After adjusting for other variables, results demonstrated that exposure to high O3 levels in particular were significantly correlated with gut bacterial species composition. Interestingly, higher exposure to O3 was associated with a lower Shannon diversity index and a significantly higher amount of Bacteriodes caecimuris specifically.

Overall, the three air pollutants examined (NO2, NOx and O3 concentrations) were related to the highest amount of variation in the gut microbiome when compared to other factors such as energy intake and BMI. Researchers also found that O3 exposure in particular altered gene pathways involved in fatty acid synthesis and degradation.
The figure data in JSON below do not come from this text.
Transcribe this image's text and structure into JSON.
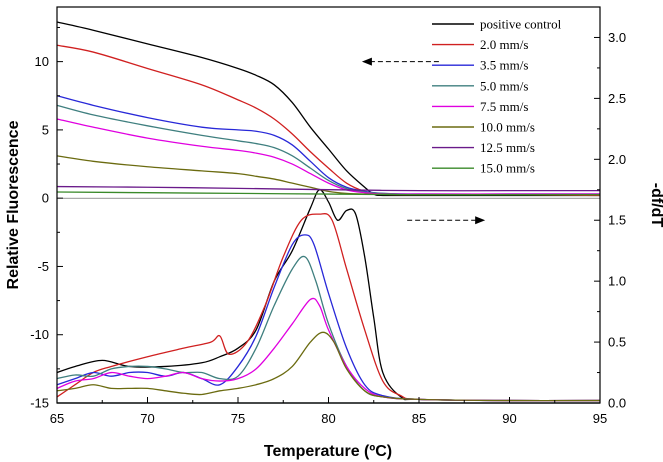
{
  "chart_data": {
    "type": "line",
    "xlabel": "Temperature (ºC)",
    "ylabel_left": "Relative Fluorescence",
    "ylabel_right": "-df/dT",
    "xlim": [
      65,
      95
    ],
    "ylim_left": [
      -15,
      14
    ],
    "ylim_right": [
      0,
      3.25
    ],
    "x_ticks": [
      65,
      70,
      75,
      80,
      85,
      90,
      95
    ],
    "y_left_ticks": [
      -15,
      -10,
      -5,
      0,
      5,
      10
    ],
    "y_right_ticks": [
      0.0,
      0.5,
      1.0,
      1.5,
      2.0,
      2.5,
      3.0
    ],
    "y_right_tick_labels": [
      "0.0",
      "0.5",
      "1.0",
      "1.5",
      "2.0",
      "2.5",
      "3.0"
    ],
    "legend_position": "top-right",
    "annotations": [
      {
        "type": "arrow",
        "direction": "left",
        "at": {
          "x": 84,
          "y": 10
        },
        "axis": "left"
      },
      {
        "type": "arrow",
        "direction": "right",
        "at": {
          "x": 86.5,
          "y": 1.5
        },
        "axis": "right"
      }
    ],
    "series": [
      {
        "name": "positive control",
        "color": "#000000",
        "fluorescence": [
          [
            65,
            12.9
          ],
          [
            67,
            12.3
          ],
          [
            70,
            11.3
          ],
          [
            73,
            10.3
          ],
          [
            75,
            9.5
          ],
          [
            76,
            9.0
          ],
          [
            77,
            8.3
          ],
          [
            78,
            7.0
          ],
          [
            79,
            5.2
          ],
          [
            80,
            3.6
          ],
          [
            81,
            2.0
          ],
          [
            82,
            0.8
          ],
          [
            82.5,
            0.3
          ],
          [
            83,
            0.2
          ],
          [
            85,
            0.2
          ],
          [
            90,
            0.2
          ],
          [
            95,
            0.2
          ]
        ],
        "derivative": [
          [
            65,
            0.25
          ],
          [
            66,
            0.3
          ],
          [
            67.5,
            0.35
          ],
          [
            69,
            0.3
          ],
          [
            71,
            0.3
          ],
          [
            73,
            0.33
          ],
          [
            74,
            0.38
          ],
          [
            75,
            0.45
          ],
          [
            76,
            0.6
          ],
          [
            77,
            1.0
          ],
          [
            78,
            1.25
          ],
          [
            79,
            1.6
          ],
          [
            79.5,
            1.75
          ],
          [
            80,
            1.65
          ],
          [
            80.5,
            1.5
          ],
          [
            81,
            1.58
          ],
          [
            81.5,
            1.55
          ],
          [
            82,
            1.2
          ],
          [
            82.5,
            0.7
          ],
          [
            83,
            0.25
          ],
          [
            84,
            0.05
          ],
          [
            85,
            0.03
          ],
          [
            90,
            0.02
          ],
          [
            95,
            0.02
          ]
        ]
      },
      {
        "name": "2.0 mm/s",
        "color": "#d02020",
        "fluorescence": [
          [
            65,
            11.2
          ],
          [
            67,
            10.7
          ],
          [
            70,
            9.5
          ],
          [
            73,
            8.3
          ],
          [
            75,
            7.2
          ],
          [
            76,
            6.6
          ],
          [
            77,
            5.8
          ],
          [
            78,
            4.7
          ],
          [
            79,
            3.4
          ],
          [
            80,
            2.2
          ],
          [
            81,
            1.1
          ],
          [
            82,
            0.5
          ],
          [
            83,
            0.3
          ],
          [
            85,
            0.25
          ],
          [
            90,
            0.25
          ],
          [
            95,
            0.2
          ]
        ],
        "derivative": [
          [
            65,
            0.05
          ],
          [
            66,
            0.15
          ],
          [
            67,
            0.25
          ],
          [
            68,
            0.3
          ],
          [
            70,
            0.38
          ],
          [
            72,
            0.45
          ],
          [
            73.5,
            0.5
          ],
          [
            74,
            0.55
          ],
          [
            74.5,
            0.4
          ],
          [
            75.5,
            0.5
          ],
          [
            76.5,
            0.8
          ],
          [
            77.5,
            1.2
          ],
          [
            78.5,
            1.5
          ],
          [
            79.5,
            1.55
          ],
          [
            80.2,
            1.5
          ],
          [
            81,
            1.1
          ],
          [
            82,
            0.6
          ],
          [
            83,
            0.18
          ],
          [
            84,
            0.06
          ],
          [
            85,
            0.03
          ],
          [
            90,
            0.02
          ],
          [
            95,
            0.02
          ]
        ]
      },
      {
        "name": "3.5 mm/s",
        "color": "#2828d8",
        "fluorescence": [
          [
            65,
            7.5
          ],
          [
            67,
            6.8
          ],
          [
            70,
            5.9
          ],
          [
            73,
            5.2
          ],
          [
            75,
            5.0
          ],
          [
            76,
            4.9
          ],
          [
            77,
            4.6
          ],
          [
            78,
            3.9
          ],
          [
            79,
            2.7
          ],
          [
            80,
            1.5
          ],
          [
            81,
            0.8
          ],
          [
            82,
            0.5
          ],
          [
            83,
            0.35
          ],
          [
            85,
            0.3
          ],
          [
            90,
            0.3
          ],
          [
            95,
            0.3
          ]
        ],
        "derivative": [
          [
            65,
            0.15
          ],
          [
            66,
            0.2
          ],
          [
            67,
            0.25
          ],
          [
            68,
            0.22
          ],
          [
            69,
            0.25
          ],
          [
            70,
            0.25
          ],
          [
            71,
            0.22
          ],
          [
            72,
            0.25
          ],
          [
            73,
            0.2
          ],
          [
            74,
            0.15
          ],
          [
            75,
            0.3
          ],
          [
            76,
            0.55
          ],
          [
            77,
            0.95
          ],
          [
            78,
            1.3
          ],
          [
            78.7,
            1.38
          ],
          [
            79.2,
            1.3
          ],
          [
            80,
            0.9
          ],
          [
            81,
            0.45
          ],
          [
            82,
            0.15
          ],
          [
            83,
            0.06
          ],
          [
            85,
            0.03
          ],
          [
            90,
            0.02
          ],
          [
            95,
            0.02
          ]
        ]
      },
      {
        "name": "5.0 mm/s",
        "color": "#3f7f7f",
        "fluorescence": [
          [
            65,
            6.8
          ],
          [
            67,
            6.1
          ],
          [
            70,
            5.3
          ],
          [
            73,
            4.6
          ],
          [
            75,
            4.2
          ],
          [
            76,
            4.0
          ],
          [
            77,
            3.7
          ],
          [
            78,
            3.1
          ],
          [
            79,
            2.2
          ],
          [
            80,
            1.3
          ],
          [
            81,
            0.7
          ],
          [
            82,
            0.45
          ],
          [
            83,
            0.35
          ],
          [
            85,
            0.3
          ],
          [
            90,
            0.3
          ],
          [
            95,
            0.3
          ]
        ],
        "derivative": [
          [
            65,
            0.2
          ],
          [
            66,
            0.23
          ],
          [
            67,
            0.22
          ],
          [
            68,
            0.28
          ],
          [
            69,
            0.3
          ],
          [
            70,
            0.3
          ],
          [
            71,
            0.28
          ],
          [
            72,
            0.25
          ],
          [
            73,
            0.25
          ],
          [
            74,
            0.2
          ],
          [
            75,
            0.22
          ],
          [
            76,
            0.45
          ],
          [
            77,
            0.8
          ],
          [
            78,
            1.1
          ],
          [
            78.7,
            1.2
          ],
          [
            79.3,
            1.0
          ],
          [
            80,
            0.65
          ],
          [
            81,
            0.3
          ],
          [
            82,
            0.1
          ],
          [
            83,
            0.05
          ],
          [
            85,
            0.03
          ],
          [
            90,
            0.02
          ],
          [
            95,
            0.02
          ]
        ]
      },
      {
        "name": "7.5 mm/s",
        "color": "#e000e0",
        "fluorescence": [
          [
            65,
            5.8
          ],
          [
            67,
            5.2
          ],
          [
            70,
            4.4
          ],
          [
            73,
            3.8
          ],
          [
            75,
            3.5
          ],
          [
            76,
            3.3
          ],
          [
            77,
            3.0
          ],
          [
            78,
            2.5
          ],
          [
            79,
            1.8
          ],
          [
            80,
            1.1
          ],
          [
            81,
            0.6
          ],
          [
            82,
            0.4
          ],
          [
            83,
            0.3
          ],
          [
            85,
            0.3
          ],
          [
            90,
            0.3
          ],
          [
            95,
            0.3
          ]
        ],
        "derivative": [
          [
            65,
            0.12
          ],
          [
            66,
            0.18
          ],
          [
            67,
            0.2
          ],
          [
            68,
            0.25
          ],
          [
            69,
            0.22
          ],
          [
            70,
            0.2
          ],
          [
            71,
            0.22
          ],
          [
            72,
            0.25
          ],
          [
            73,
            0.2
          ],
          [
            74,
            0.18
          ],
          [
            75,
            0.2
          ],
          [
            76,
            0.28
          ],
          [
            77,
            0.45
          ],
          [
            78,
            0.65
          ],
          [
            79,
            0.85
          ],
          [
            79.5,
            0.8
          ],
          [
            80,
            0.6
          ],
          [
            81,
            0.3
          ],
          [
            82,
            0.12
          ],
          [
            83,
            0.05
          ],
          [
            85,
            0.03
          ],
          [
            90,
            0.02
          ],
          [
            95,
            0.02
          ]
        ]
      },
      {
        "name": "10.0 mm/s",
        "color": "#6b6b10",
        "fluorescence": [
          [
            65,
            3.1
          ],
          [
            67,
            2.7
          ],
          [
            70,
            2.3
          ],
          [
            73,
            2.0
          ],
          [
            75,
            1.8
          ],
          [
            76,
            1.6
          ],
          [
            77,
            1.4
          ],
          [
            78,
            1.1
          ],
          [
            79,
            0.8
          ],
          [
            80,
            0.5
          ],
          [
            81,
            0.35
          ],
          [
            82,
            0.3
          ],
          [
            85,
            0.25
          ],
          [
            90,
            0.25
          ],
          [
            95,
            0.25
          ]
        ],
        "derivative": [
          [
            65,
            0.1
          ],
          [
            66,
            0.12
          ],
          [
            67,
            0.15
          ],
          [
            68,
            0.12
          ],
          [
            69,
            0.12
          ],
          [
            70,
            0.12
          ],
          [
            71,
            0.1
          ],
          [
            72,
            0.08
          ],
          [
            73,
            0.07
          ],
          [
            74,
            0.1
          ],
          [
            75,
            0.12
          ],
          [
            76,
            0.15
          ],
          [
            77,
            0.2
          ],
          [
            78,
            0.3
          ],
          [
            79,
            0.5
          ],
          [
            79.7,
            0.58
          ],
          [
            80.3,
            0.5
          ],
          [
            81,
            0.28
          ],
          [
            82,
            0.1
          ],
          [
            83,
            0.05
          ],
          [
            85,
            0.03
          ],
          [
            90,
            0.02
          ],
          [
            95,
            0.02
          ]
        ]
      },
      {
        "name": "12.5 mm/s",
        "color": "#6a1a8a",
        "fluorescence": [
          [
            65,
            0.85
          ],
          [
            70,
            0.8
          ],
          [
            75,
            0.72
          ],
          [
            80,
            0.62
          ],
          [
            85,
            0.55
          ],
          [
            90,
            0.55
          ],
          [
            95,
            0.55
          ]
        ],
        "derivative": [
          [
            65,
            0.0
          ],
          [
            75,
            0.0
          ],
          [
            85,
            0.0
          ],
          [
            95,
            0.0
          ]
        ]
      },
      {
        "name": "15.0 mm/s",
        "color": "#3a8a2a",
        "fluorescence": [
          [
            65,
            0.45
          ],
          [
            70,
            0.4
          ],
          [
            75,
            0.35
          ],
          [
            80,
            0.3
          ],
          [
            85,
            0.25
          ],
          [
            90,
            0.25
          ],
          [
            95,
            0.25
          ]
        ],
        "derivative": [
          [
            65,
            0.0
          ],
          [
            75,
            0.0
          ],
          [
            85,
            0.0
          ],
          [
            95,
            0.0
          ]
        ]
      }
    ]
  }
}
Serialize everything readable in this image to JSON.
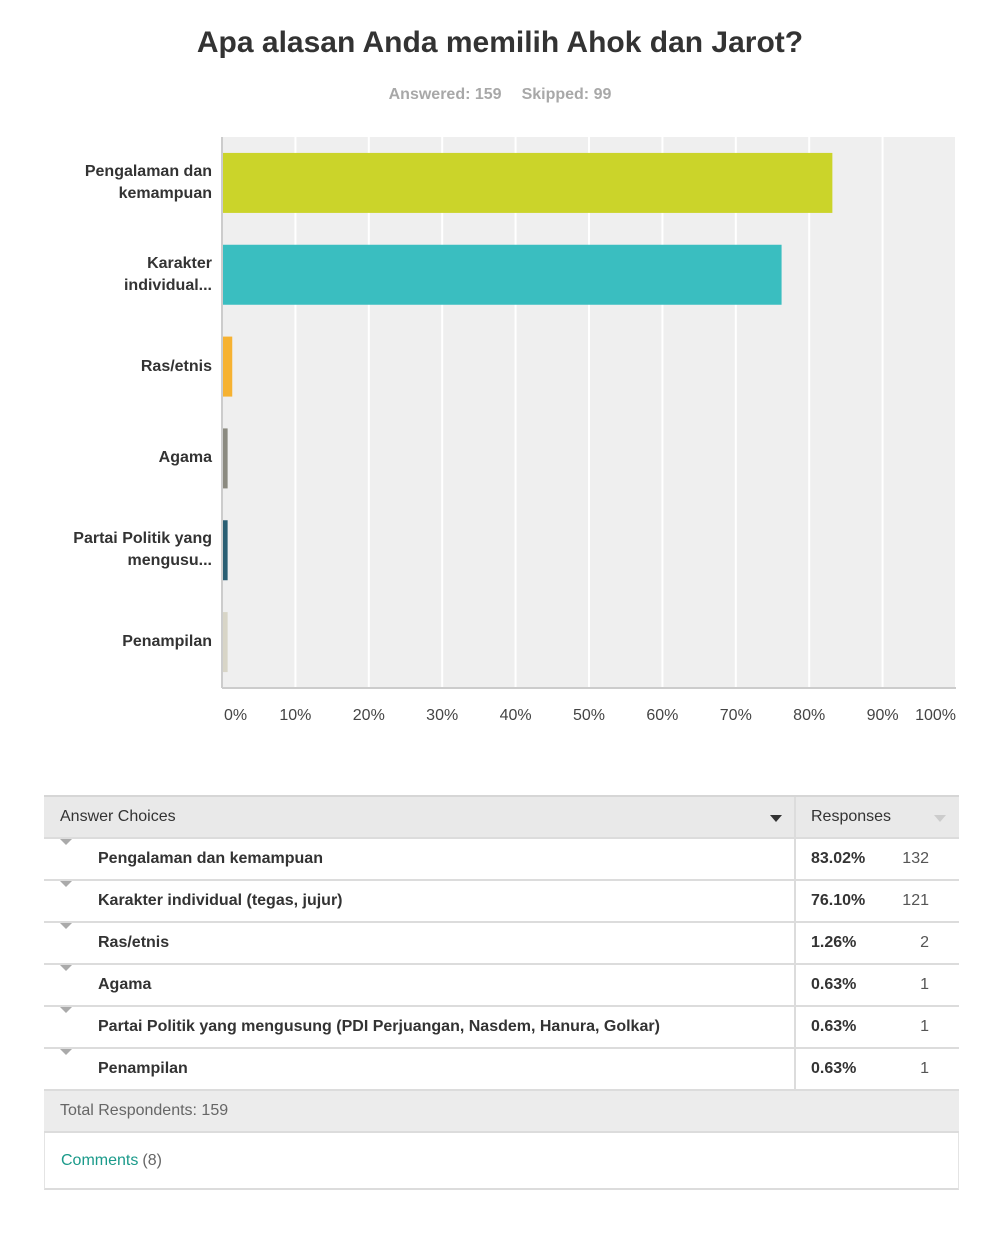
{
  "chart_data": {
    "type": "hbar",
    "title": "Apa alasan Anda memilih Ahok dan Jarot?",
    "subtitle": [
      "Answered: 159",
      "Skipped: 99"
    ],
    "categories": [
      "Pengalaman dan kemampuan",
      "Karakter individual...",
      "Ras/etnis",
      "Agama",
      "Partai Politik yang mengusu...",
      "Penampilan"
    ],
    "values": [
      83.02,
      76.1,
      1.26,
      0.63,
      0.63,
      0.63
    ],
    "colors": [
      "#cbd42a",
      "#3abec0",
      "#f6b232",
      "#8b8a80",
      "#2a5f73",
      "#d8d5c7"
    ],
    "xlim": [
      0,
      100
    ],
    "xticks": [
      {
        "value": 0,
        "label": "0%"
      },
      {
        "value": 10,
        "label": "10%"
      },
      {
        "value": 20,
        "label": "20%"
      },
      {
        "value": 30,
        "label": "30%"
      },
      {
        "value": 40,
        "label": "40%"
      },
      {
        "value": 50,
        "label": "50%"
      },
      {
        "value": 60,
        "label": "60%"
      },
      {
        "value": 70,
        "label": "70%"
      },
      {
        "value": 80,
        "label": "80%"
      },
      {
        "value": 90,
        "label": "90%"
      },
      {
        "value": 100,
        "label": "100%"
      }
    ],
    "grid": true
  },
  "table": {
    "header": [
      "Answer Choices",
      "Responses"
    ],
    "rows": [
      [
        "Pengalaman dan kemampuan",
        "83.02%",
        "132"
      ],
      [
        "Karakter individual (tegas, jujur)",
        "76.10%",
        "121"
      ],
      [
        "Ras/etnis",
        "1.26%",
        "2"
      ],
      [
        "Agama",
        "0.63%",
        "1"
      ],
      [
        "Partai Politik yang mengusung (PDI Perjuangan, Nasdem, Hanura, Golkar)",
        "0.63%",
        "1"
      ],
      [
        "Penampilan",
        "0.63%",
        "1"
      ]
    ],
    "total": "Total Respondents: 159",
    "comments": {
      "link": "Comments",
      "count": "(8)"
    }
  }
}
Further research examining a broader range of participants will be necessary to expand on these conclusions in the context of confounding variables, as well as to explore the biological mechanisms behind such results. Nevertheless, this study provides an insightful first look into the effect of air pollution on gut health.

figure 1

Figure 1: Exposure to Air pollutants was Associated with the Gut Microbiota at the Phylum and Species Level Using Whole Genome Sequencing (WGS). Figure shows the results from a non-parametric multivariate ADONIS test with 10,000 permutations. For each explanatory variable, separate multivariate models were constructed to determine the association between the gut microbiota composition and each explanatory variable at the level of the phylum (A) and species (B). R2 values correspond to the fraction of variation in the gut microbiota composition that is explained by each variable. Red bars indicate statistical significance (FDR corrected p-value < 0.05).

figure 2

Figure 2: Exposure to O3 was Associated with the Gut Microbiota at the Phylum Level Using Whole Genome Sequencing (WGS). Univariate linear regression was used to determine the association between the relative abundance of gut bacterial phyla and each explanatory variable. The heatmap shows R2 values, which are indicative of the amount of variation explained by each explanatory variable in univariate regression models. ** FDR-corrected p-value < 0.01, * FDR-corrected p-value < 0.05.

Paper: Fouladi, Farnaz, et al. “Air pollution exposure is associated with the gut microbiome as revealed by shotgun metagenomic sequencing.” Environment International 138 (2020): 105604.